We Must Respect Our Private Domains

Similarly, every person has his own area of apartness, a reserved domain of innermost self - perhaps the core of self - that is hidden, beyond, explanation and analysis, the mysterious essence of personality. And therein is also one's dignify, the place that should be respected, untouched except by those whose love merits the right to such intimacy - of soul as well as body. And yet we have lost the connection to that inner core of ourselves. We exhibit all, hoping that somehow we will catch a glimpse of that inner self in the reflection in the eye of others, violently compelling recognition if need be. (No one needs to elaborate on the obvious connection between loss of a sense of sanctity of person and modern mass murder.)

The changes that the Jewish feminists seek are also precisely in those aspects of Judaism which hinge on this private/public distinction.

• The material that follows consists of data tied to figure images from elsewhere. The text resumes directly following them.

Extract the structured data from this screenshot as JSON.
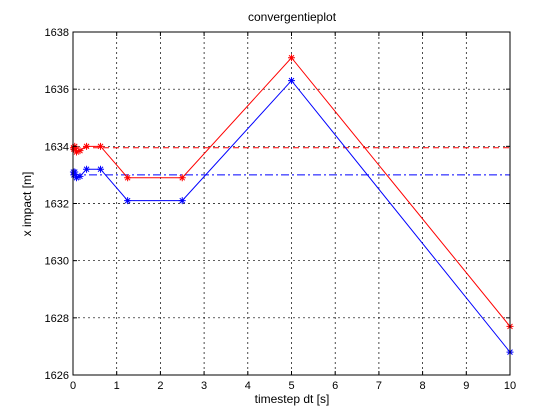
{
  "chart_data": {
    "type": "line",
    "title": "convergentieplot",
    "xlabel": "timestep dt [s]",
    "ylabel": "x impact [m]",
    "xlim": [
      0,
      10
    ],
    "ylim": [
      1626,
      1638
    ],
    "xticks": [
      "0",
      "1",
      "2",
      "3",
      "4",
      "5",
      "6",
      "7",
      "8",
      "9",
      "10"
    ],
    "yticks": [
      "1626",
      "1628",
      "1630",
      "1632",
      "1634",
      "1636",
      "1638"
    ],
    "grid": true,
    "legend": "none",
    "series": [
      {
        "color": "#ff0000",
        "marker": "asterisk",
        "line_style": "solid",
        "x": [
          0.01,
          0.02,
          0.04,
          0.08,
          0.16,
          0.31,
          0.63,
          1.25,
          2.5,
          5,
          10
        ],
        "y": [
          1633.95,
          1633.9,
          1634.0,
          1633.8,
          1633.85,
          1634.0,
          1634.0,
          1632.9,
          1632.9,
          1637.1,
          1627.7
        ]
      },
      {
        "color": "#0000ff",
        "marker": "asterisk",
        "line_style": "solid",
        "x": [
          0.01,
          0.02,
          0.04,
          0.08,
          0.16,
          0.31,
          0.63,
          1.25,
          2.5,
          5,
          10
        ],
        "y": [
          1633.1,
          1633.0,
          1633.1,
          1632.9,
          1632.95,
          1633.2,
          1633.2,
          1632.1,
          1632.1,
          1636.3,
          1626.8
        ]
      },
      {
        "color": "#ff0000",
        "marker": "none",
        "line_style": "dashed",
        "x": [
          0,
          10
        ],
        "y": [
          1633.95,
          1633.95
        ]
      },
      {
        "color": "#0000ff",
        "marker": "none",
        "line_style": "dash-dot",
        "x": [
          0,
          10
        ],
        "y": [
          1633.0,
          1633.0
        ]
      }
    ]
  }
}
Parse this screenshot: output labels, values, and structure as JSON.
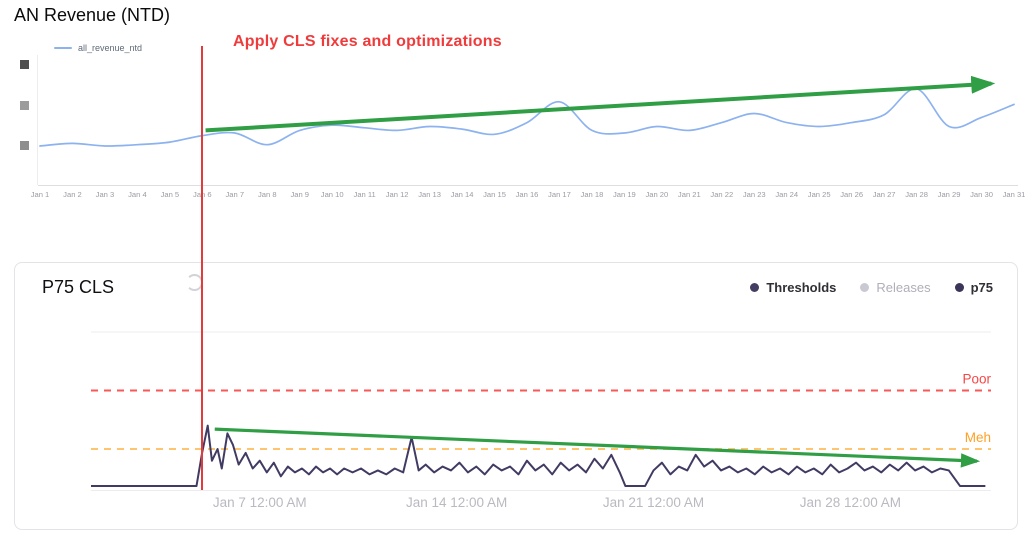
{
  "chart_data": [
    {
      "type": "line",
      "title": "AN Revenue (NTD)",
      "legend": [
        {
          "label": "all_revenue_ntd",
          "color": "#8cb2ef"
        }
      ],
      "categories": [
        "Jan 1",
        "Jan 2",
        "Jan 3",
        "Jan 4",
        "Jan 5",
        "Jan 6",
        "Jan 7",
        "Jan 8",
        "Jan 9",
        "Jan 10",
        "Jan 11",
        "Jan 12",
        "Jan 13",
        "Jan 14",
        "Jan 15",
        "Jan 16",
        "Jan 17",
        "Jan 18",
        "Jan 19",
        "Jan 20",
        "Jan 21",
        "Jan 22",
        "Jan 23",
        "Jan 24",
        "Jan 25",
        "Jan 26",
        "Jan 27",
        "Jan 28",
        "Jan 29",
        "Jan 30",
        "Jan 31"
      ],
      "series": [
        {
          "name": "all_revenue_ntd",
          "color": "#8cb2ef",
          "values": [
            30,
            32,
            30,
            31,
            33,
            38,
            40,
            31,
            42,
            46,
            44,
            42,
            45,
            43,
            39,
            48,
            64,
            42,
            40,
            45,
            42,
            48,
            55,
            48,
            45,
            48,
            54,
            74,
            45,
            52,
            62
          ]
        }
      ],
      "ylim": [
        0,
        100
      ],
      "y_ticks_redacted": true,
      "y_tick_placeholder_colors": [
        "#4f4f4f",
        "#9c9c9c",
        "#8e8e8e"
      ],
      "grid": false,
      "legend_position": "top-left",
      "annotations": {
        "vertical_line": {
          "x": "Jan 6",
          "color": "#e23b3b",
          "label": "Apply CLS fixes and optimizations",
          "label_color": "#ef3b3b"
        },
        "trend_arrow": {
          "from_day": 6.1,
          "from_value": 42,
          "to_day": 30.3,
          "to_value": 78,
          "color": "#2f9e44"
        }
      }
    },
    {
      "type": "line",
      "title": "P75 CLS",
      "legend": [
        {
          "label": "Thresholds",
          "color": "#443d63",
          "text_color": "#2f2f36"
        },
        {
          "label": "Releases",
          "color": "#c9c9d3",
          "text_color": "#b0aeb8"
        },
        {
          "label": "p75",
          "color": "#3b3559",
          "text_color": "#2f2f36"
        }
      ],
      "thresholds": [
        {
          "label": "Poor",
          "value": 0.25,
          "color": "#fa5757",
          "label_color": "#f64646",
          "style": "dashed"
        },
        {
          "label": "Meh",
          "value": 0.1,
          "color": "#ffc46e",
          "label_color": "#ffa025",
          "style": "dashed"
        }
      ],
      "x_ticks": [
        {
          "day": 7,
          "label": "Jan 7 12:00 AM"
        },
        {
          "day": 14,
          "label": "Jan 14 12:00 AM"
        },
        {
          "day": 21,
          "label": "Jan 21 12:00 AM"
        },
        {
          "day": 28,
          "label": "Jan 28 12:00 AM"
        }
      ],
      "xlim_days": [
        1,
        33
      ],
      "ylim": [
        0,
        0.4
      ],
      "grid_values": [
        0.4
      ],
      "legend_position": "top-right",
      "series": [
        {
          "name": "p75",
          "color": "#413b63",
          "points": [
            [
              1,
              0.005
            ],
            [
              4.75,
              0.005
            ],
            [
              4.95,
              0.09
            ],
            [
              5.15,
              0.16
            ],
            [
              5.3,
              0.07
            ],
            [
              5.5,
              0.1
            ],
            [
              5.65,
              0.05
            ],
            [
              5.85,
              0.14
            ],
            [
              6.05,
              0.11
            ],
            [
              6.25,
              0.06
            ],
            [
              6.5,
              0.09
            ],
            [
              6.75,
              0.05
            ],
            [
              7,
              0.07
            ],
            [
              7.25,
              0.04
            ],
            [
              7.5,
              0.065
            ],
            [
              7.75,
              0.03
            ],
            [
              8,
              0.055
            ],
            [
              8.25,
              0.04
            ],
            [
              8.5,
              0.05
            ],
            [
              8.75,
              0.035
            ],
            [
              9,
              0.055
            ],
            [
              9.25,
              0.04
            ],
            [
              9.5,
              0.05
            ],
            [
              9.75,
              0.035
            ],
            [
              10,
              0.05
            ],
            [
              10.3,
              0.04
            ],
            [
              10.6,
              0.05
            ],
            [
              10.9,
              0.035
            ],
            [
              11.2,
              0.045
            ],
            [
              11.5,
              0.035
            ],
            [
              11.8,
              0.05
            ],
            [
              12.1,
              0.04
            ],
            [
              12.4,
              0.13
            ],
            [
              12.65,
              0.045
            ],
            [
              12.9,
              0.06
            ],
            [
              13.2,
              0.04
            ],
            [
              13.5,
              0.055
            ],
            [
              13.8,
              0.045
            ],
            [
              14.1,
              0.065
            ],
            [
              14.4,
              0.04
            ],
            [
              14.7,
              0.055
            ],
            [
              15,
              0.035
            ],
            [
              15.3,
              0.06
            ],
            [
              15.6,
              0.045
            ],
            [
              15.9,
              0.055
            ],
            [
              16.2,
              0.035
            ],
            [
              16.5,
              0.07
            ],
            [
              16.8,
              0.045
            ],
            [
              17.1,
              0.06
            ],
            [
              17.4,
              0.035
            ],
            [
              17.7,
              0.065
            ],
            [
              18,
              0.045
            ],
            [
              18.3,
              0.06
            ],
            [
              18.6,
              0.04
            ],
            [
              18.9,
              0.075
            ],
            [
              19.2,
              0.05
            ],
            [
              19.5,
              0.085
            ],
            [
              19.8,
              0.04
            ],
            [
              20,
              0.005
            ],
            [
              20.7,
              0.005
            ],
            [
              21,
              0.045
            ],
            [
              21.3,
              0.065
            ],
            [
              21.6,
              0.035
            ],
            [
              21.9,
              0.055
            ],
            [
              22.2,
              0.045
            ],
            [
              22.5,
              0.085
            ],
            [
              22.8,
              0.055
            ],
            [
              23.1,
              0.07
            ],
            [
              23.4,
              0.045
            ],
            [
              23.7,
              0.055
            ],
            [
              24,
              0.04
            ],
            [
              24.3,
              0.05
            ],
            [
              24.6,
              0.035
            ],
            [
              24.9,
              0.055
            ],
            [
              25.2,
              0.04
            ],
            [
              25.5,
              0.05
            ],
            [
              25.8,
              0.035
            ],
            [
              26.1,
              0.055
            ],
            [
              26.4,
              0.04
            ],
            [
              26.7,
              0.05
            ],
            [
              27,
              0.035
            ],
            [
              27.3,
              0.06
            ],
            [
              27.6,
              0.04
            ],
            [
              27.9,
              0.05
            ],
            [
              28.2,
              0.065
            ],
            [
              28.5,
              0.045
            ],
            [
              28.8,
              0.055
            ],
            [
              29.1,
              0.04
            ],
            [
              29.4,
              0.06
            ],
            [
              29.7,
              0.045
            ],
            [
              30,
              0.065
            ],
            [
              30.3,
              0.045
            ],
            [
              30.6,
              0.055
            ],
            [
              30.9,
              0.04
            ],
            [
              31.2,
              0.05
            ],
            [
              31.5,
              0.045
            ],
            [
              31.9,
              0.005
            ],
            [
              32.8,
              0.005
            ]
          ]
        }
      ],
      "trend_arrow": {
        "from_day": 5.4,
        "from_value": 0.151,
        "to_day": 32.5,
        "to_value": 0.069,
        "color": "#2f9e44"
      }
    }
  ]
}
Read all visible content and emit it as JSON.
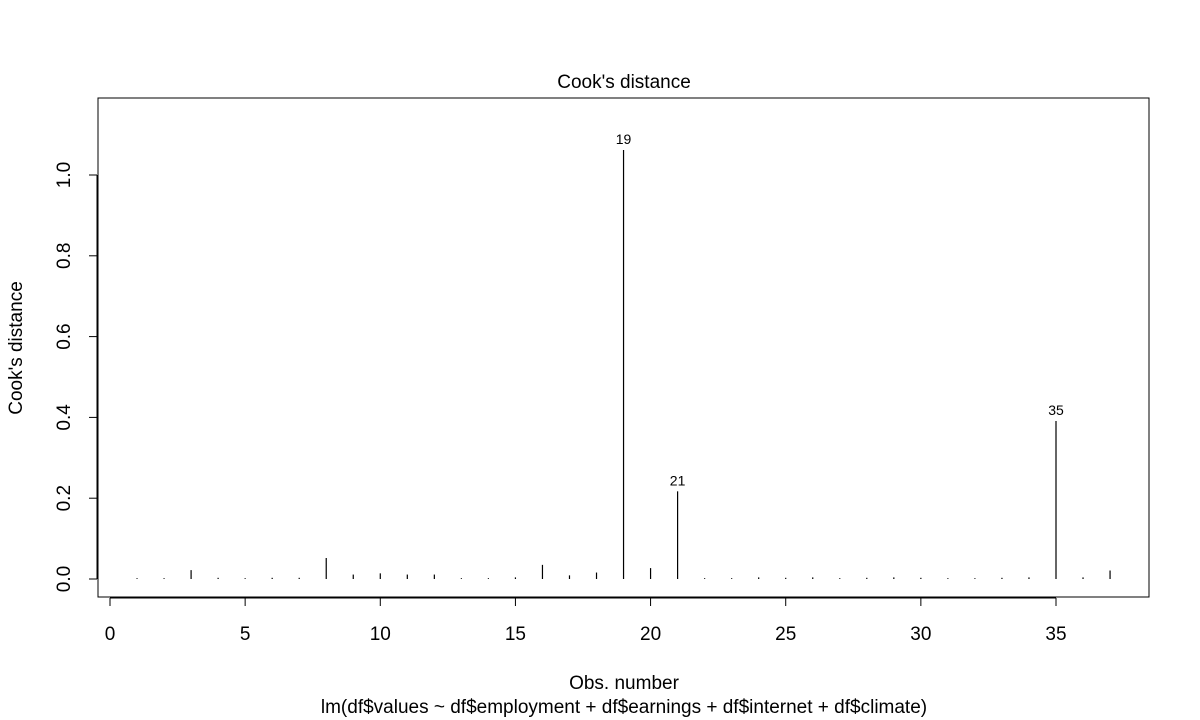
{
  "chart_data": {
    "type": "bar",
    "title": "Cook's distance",
    "xlabel": "Obs. number",
    "ylabel": "Cook's distance",
    "subtitle": "lm(df$values ~ df$employment + df$earnings + df$internet + df$climate)",
    "xlim": [
      0,
      37
    ],
    "ylim": [
      0,
      1.06
    ],
    "x_ticks": [
      0,
      5,
      10,
      15,
      20,
      25,
      30,
      35
    ],
    "y_ticks": [
      0.0,
      0.2,
      0.4,
      0.6,
      0.8,
      1.0
    ],
    "y_tick_labels": [
      "0.0",
      "0.2",
      "0.4",
      "0.6",
      "0.8",
      "1.0"
    ],
    "grid": false,
    "observations": [
      1,
      2,
      3,
      4,
      5,
      6,
      7,
      8,
      9,
      10,
      11,
      12,
      13,
      14,
      15,
      16,
      17,
      18,
      19,
      20,
      21,
      22,
      23,
      24,
      25,
      26,
      27,
      28,
      29,
      30,
      31,
      32,
      33,
      34,
      35,
      36,
      37
    ],
    "values": [
      0.002,
      0.002,
      0.022,
      0.003,
      0.002,
      0.003,
      0.003,
      0.052,
      0.011,
      0.014,
      0.011,
      0.011,
      0.002,
      0.002,
      0.004,
      0.035,
      0.009,
      0.016,
      1.062,
      0.027,
      0.217,
      0.002,
      0.002,
      0.004,
      0.003,
      0.004,
      0.002,
      0.003,
      0.004,
      0.003,
      0.002,
      0.002,
      0.003,
      0.004,
      0.391,
      0.004,
      0.021
    ],
    "labeled_points": [
      {
        "obs": 19,
        "label": "19"
      },
      {
        "obs": 21,
        "label": "21"
      },
      {
        "obs": 35,
        "label": "35"
      }
    ],
    "colors": {
      "bars": "#000000",
      "axes": "#000000",
      "background": "#ffffff"
    }
  }
}
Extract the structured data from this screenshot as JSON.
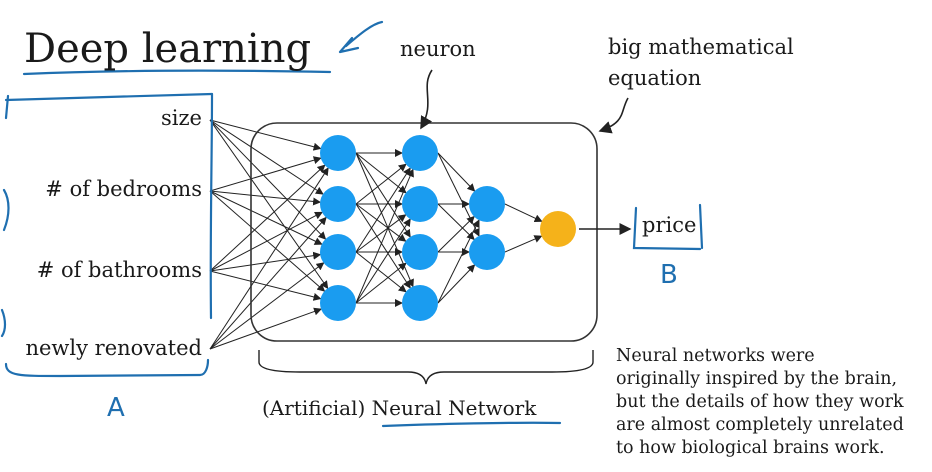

The cry is for women to grab a share of the most public functions, the most external signs - such as aliyot, tefillin, etc. - as if the true validation of religious identity and personal sanctity is dependent on acts which are publicly witnessed, not privately done. The prophet Micah in the famous quotation writes: "He has told you, man, what is good and what the L-rd demands from you, but to do justice, love kindness, and to walk privately (tzneah) with your G-d" (6:8). The truest spiritual acts are not motivated by a desire for public recognition; mitzvot are not forums for self-display, even of "spiritual self." This concept of tzniut applies to men as well as women. And hence when, the Psalms say- "All the glory of the daughter of the King is within" (45:14), it is an expression of the elevated spirituality of the woman who is tzenuab in body and soul. The woman who claims that it is more liberated to parade her body to anyone, is really advertising herself as only body - not as human person. She shows less sensitivity to the preciousness of her body than the tzenuah.

Ultimately, tzniut depends on poise of inner self, on the sense of the sanctity of one's own personhood. That is something both non-Jews and Jews, both men and women, have lost. We desperately seek identity by definitions from outside ourselves. We confuse what we truly are with what we happen to do for a living, or where we go to school, or live, etc. And thus there is an ever more intense struggle to be more "open," more "natural," more "liberated" within the realm of religion and without. But to find the object of all this seeking, we must turn "in," so to speak, to that private, mysterious divine core of self which is the source of one's identity, integrity, and holiness as a Jew.